Figure 6: Prediction results on 23andMe validation individuals based on discovery GWAS from 23andMe on EUR, African American (AFR), Latino (AMR), EAS, and SAS.

Figure 6:

The performance of the various methods is evaluated by (a) residual R2 for two continuous traits, heart Metabolic Disease Burden and height, and (b) residual AUC for five binary traits, any CVD, depression, migraine diagnosis, morning person, and SBMN. The LD reference data is from the 1000 Genomes Project (498 EUR, 659 AFR, 347 AMR, 503 EAS, 487 SAS). The dataset is randomly split into 70%, 20%, 10% for training GWAS, model tuning (tuning model parameters and training the SL in CT-SLEB and MUSSEL or the linear combination model in weighted LDpred2 and PRS-CSx), and testing (to report residual R2 or AUC values after adjusting for the top 5 genetic principal components, sex, and age), respectively.
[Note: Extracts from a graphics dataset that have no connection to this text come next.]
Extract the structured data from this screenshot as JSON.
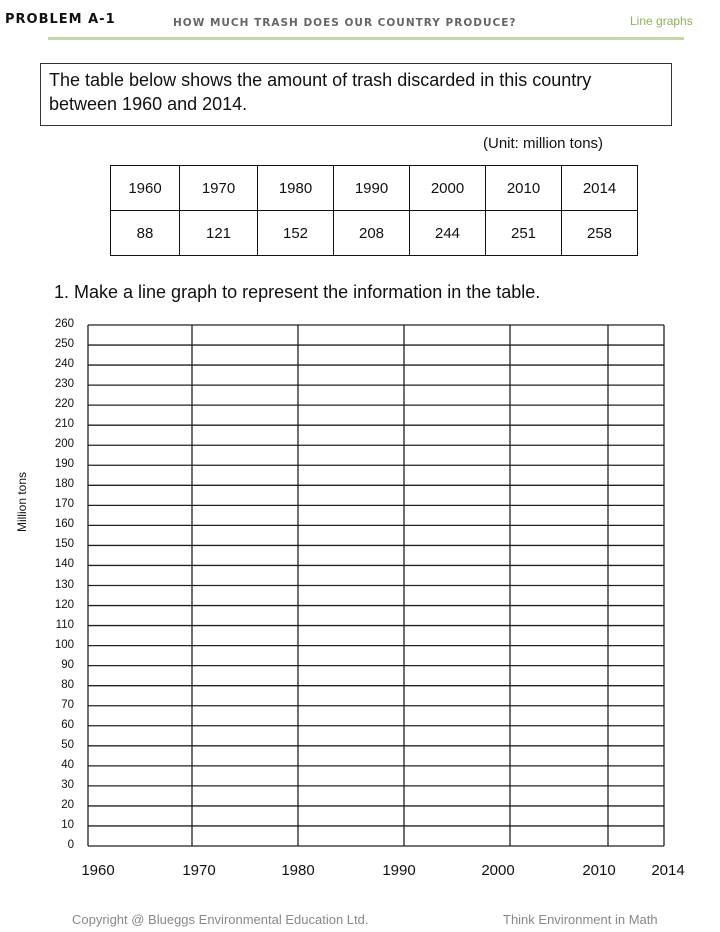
{
  "header": {
    "problem": "PROBLEM A-1",
    "title": "HOW MUCH TRASH DOES OUR COUNTRY PRODUCE?",
    "topic": "Line graphs",
    "accent": "#c5d8a3",
    "topic_color": "#8fb15a"
  },
  "intro": "The table below shows the amount of trash discarded in this country between 1960 and 2014.",
  "unit": "(Unit: million tons)",
  "table": {
    "years": [
      "1960",
      "1970",
      "1980",
      "1990",
      "2000",
      "2010",
      "2014"
    ],
    "values": [
      "88",
      "121",
      "152",
      "208",
      "244",
      "251",
      "258"
    ]
  },
  "question": "1. Make a line graph to represent the information in the table.",
  "graph": {
    "ylabel": "Million tons",
    "yticks": [
      "0",
      "10",
      "20",
      "30",
      "40",
      "50",
      "60",
      "70",
      "80",
      "90",
      "100",
      "110",
      "120",
      "130",
      "140",
      "150",
      "160",
      "170",
      "180",
      "190",
      "200",
      "210",
      "220",
      "230",
      "240",
      "250",
      "260"
    ],
    "xticks": [
      "1960",
      "1970",
      "1980",
      "1990",
      "2000",
      "2010",
      "2014"
    ]
  },
  "footer": {
    "copyright": "Copyright @ Blueggs Environmental Education Ltd.",
    "tagline": "Think Environment in Math"
  }
}
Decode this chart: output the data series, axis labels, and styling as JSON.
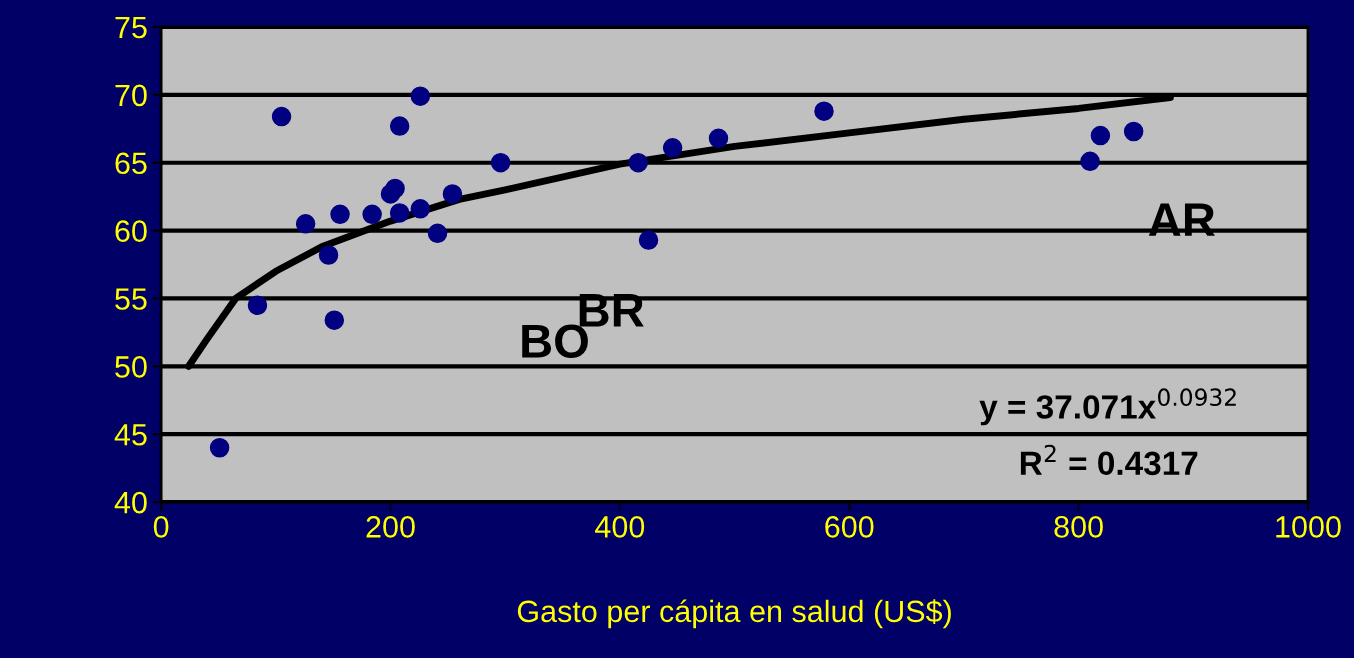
{
  "chart_data": {
    "type": "scatter",
    "xlabel": "Gasto per cápita en salud (US$)",
    "xlim": [
      0,
      1000
    ],
    "xticks": [
      0,
      200,
      400,
      600,
      800,
      1000
    ],
    "ylim": [
      40,
      75
    ],
    "yticks": [
      40,
      45,
      50,
      55,
      60,
      65,
      70,
      75
    ],
    "grid": "y",
    "legend": false,
    "series": [
      {
        "marker": "circle",
        "color": "#000080",
        "x": [
          51,
          84,
          105,
          126,
          146,
          151,
          156,
          184,
          200,
          204,
          208,
          208,
          226,
          226,
          241,
          254,
          296,
          416,
          425,
          446,
          486,
          578,
          810,
          819,
          848
        ],
        "values": [
          44.0,
          54.5,
          68.4,
          60.5,
          58.2,
          53.4,
          61.2,
          61.2,
          62.7,
          63.1,
          61.3,
          67.7,
          69.9,
          61.6,
          59.8,
          62.7,
          65.0,
          65.0,
          59.3,
          66.1,
          66.8,
          68.8,
          65.1,
          67.0,
          67.3
        ]
      },
      {
        "type": "line",
        "color": "#000000",
        "line_style": "solid",
        "x": [
          24,
          40,
          65,
          100,
          140,
          200,
          260,
          300,
          400,
          500,
          600,
          700,
          800,
          880
        ],
        "values": [
          50.0,
          52.0,
          55.0,
          57.0,
          58.8,
          60.7,
          62.3,
          63.0,
          64.9,
          66.2,
          67.2,
          68.2,
          69.0,
          69.8
        ]
      }
    ],
    "annotations": [
      "BO",
      "BR",
      "AR",
      "y = 37.071x$^{0.0932}$",
      "R$^{2}$ = 0.4317"
    ]
  }
}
All methods were evaluated on the ~2.0 million SNPs that are available in HapMap3 + MEGA, except for PRS-CSx which is evaluated based on the HapMap 3 SNPs only, as implemented in their software. Ancestry- and trait-specific sample sizes of GWAS, number of SNPs included, and validation sample sizes are summarized in Supplementary Table 6.1.